Et que faire pour ne plus recevoir ce genre de sollicitations ?

En vertu du RGPD, les candidats et leurs partis doivent informer les électeurs de leurs droits individuels. Chacun doit pouvoir s’opposer directement à la manipulation de son numéro de téléphone ou à la réception de SMS politiques. De plus, il est obligatoire de faire figurer un lien de désinscription dans le message de type « STOP SMS ».

De plus, depuis le 1er juin 2016, il est possible de s’inscrire gratuitement sur la liste « Bloctel ». Avant de solliciter téléphoniquement un consommateur, les professionnels doivent s’assurer qu’il n’est pas inscrit sur la liste d’opposition. Une alternative de taille pour bloquer tous les démarchages abusifs. Le processus se fera directement via ce lien https://www.bloctel.gouv.fr/.

 

D’autre part, les partis politiques peuvent également être contactés directement pour demander l’arrêt de ce démarchage, ou, s’il est trouvé, le prestataire de services de ces sources.

Enfin, il y a une autre option sans faire remonter son opposition, il suffit de bloquer le numéro de la source du contact. Via IOS ou Android, il est désormais facile de bloquer les numéros qui nous contactent. Cela stoppera directement la réception d’appels ou de messages provenant de ce numéro.

 

Pour faire face à la multiplication de ces initiatives en campagne présidentielle, la CNIL a lancé son plan d’action afin de permettre à tous les électeurs de signaler tout abus de démarchage. Il s’agit d’un simple formulaire à remplir :  https://demarche.services.cnil.fr/signalement-elections/.

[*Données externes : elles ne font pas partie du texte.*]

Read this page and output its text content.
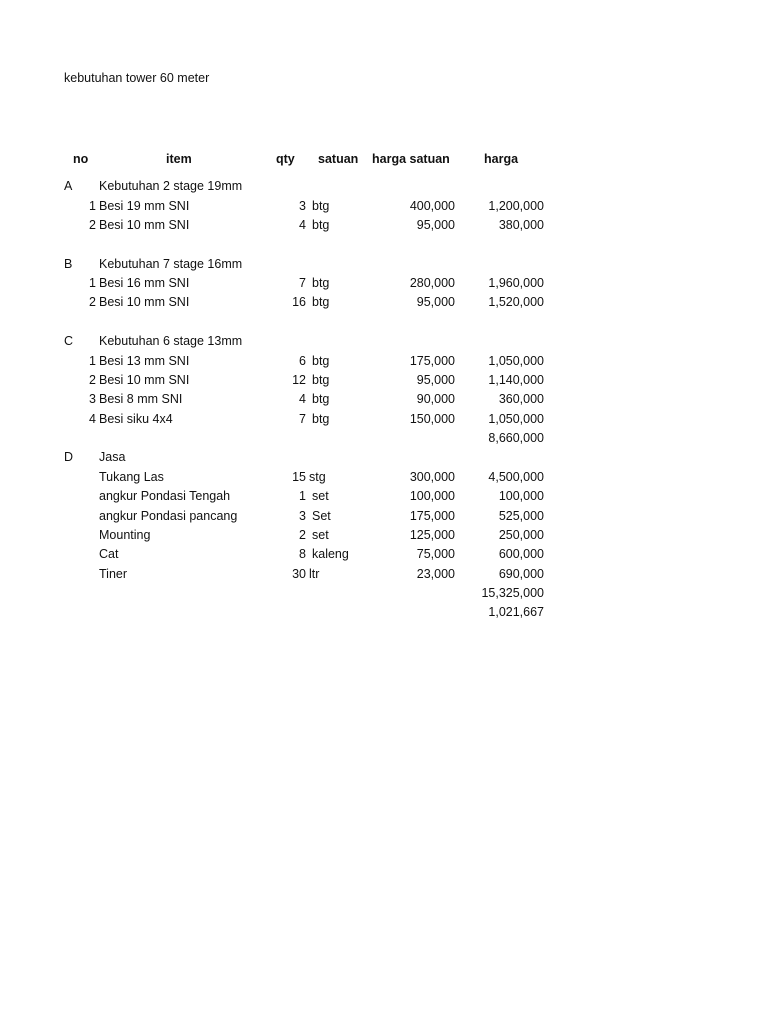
kebutuhan tower 60 meter
no	item	qty satuan harga satuan	harga
A Kebutuhan 2 stage 19mm
1 Besi 19 mm SNI	3 btg	400,000	1,200,000
2 Besi 10 mm SNI	4 btg	95,000	380,000
B Kebutuhan 7 stage 16mm
1 Besi 16 mm SNI	7 btg	280,000	1,960,000
2 Besi 10 mm SNI	16 btg	95,000	1,520,000
C Kebutuhan 6 stage 13mm
1 Besi 13 mm SNI	6 btg	175,000	1,050,000
2 Besi 10 mm SNI	12 btg	95,000	1,140,000
3 Besi 8 mm SNI	4 btg	90,000	360,000
4 Besi siku 4x4	7 btg	150,000	1,050,000
8,660,000
D Jasa
Tukang Las	15 stg	300,000	4,500,000
angkur Pondasi Tengah	1 set	100,000	100,000
angkur Pondasi pancang	3 Set	175,000	525,000
Mounting	2 set	125,000	250,000
Cat	8 kaleng	75,000	600,000
Tiner	30 ltr	23,000	690,000
15,325,000
1,021,667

Après réception de ce formulaire, la CNIL pourra vérifier le type de démarchage et apporter des actions correctives au candidat concerné. Ce formulaire peut également être utilisé pour condamner le démarchage par courrier électronique ou directement via les réseaux sociaux tels que Facebook, Instagram ou Twitter.

 

Pour résumer – Que la prospection soit commerciale ou politique, elle doit rentrer dans le cadre du RGPD. En effet, il est autorisé d’utiliser une donnée personnelle mais celle-ci doit répondre à une utilisation bien précise. Il doit être possible de se désabonner à tout moment pour ne plus être contacté par un parti politique ou autre.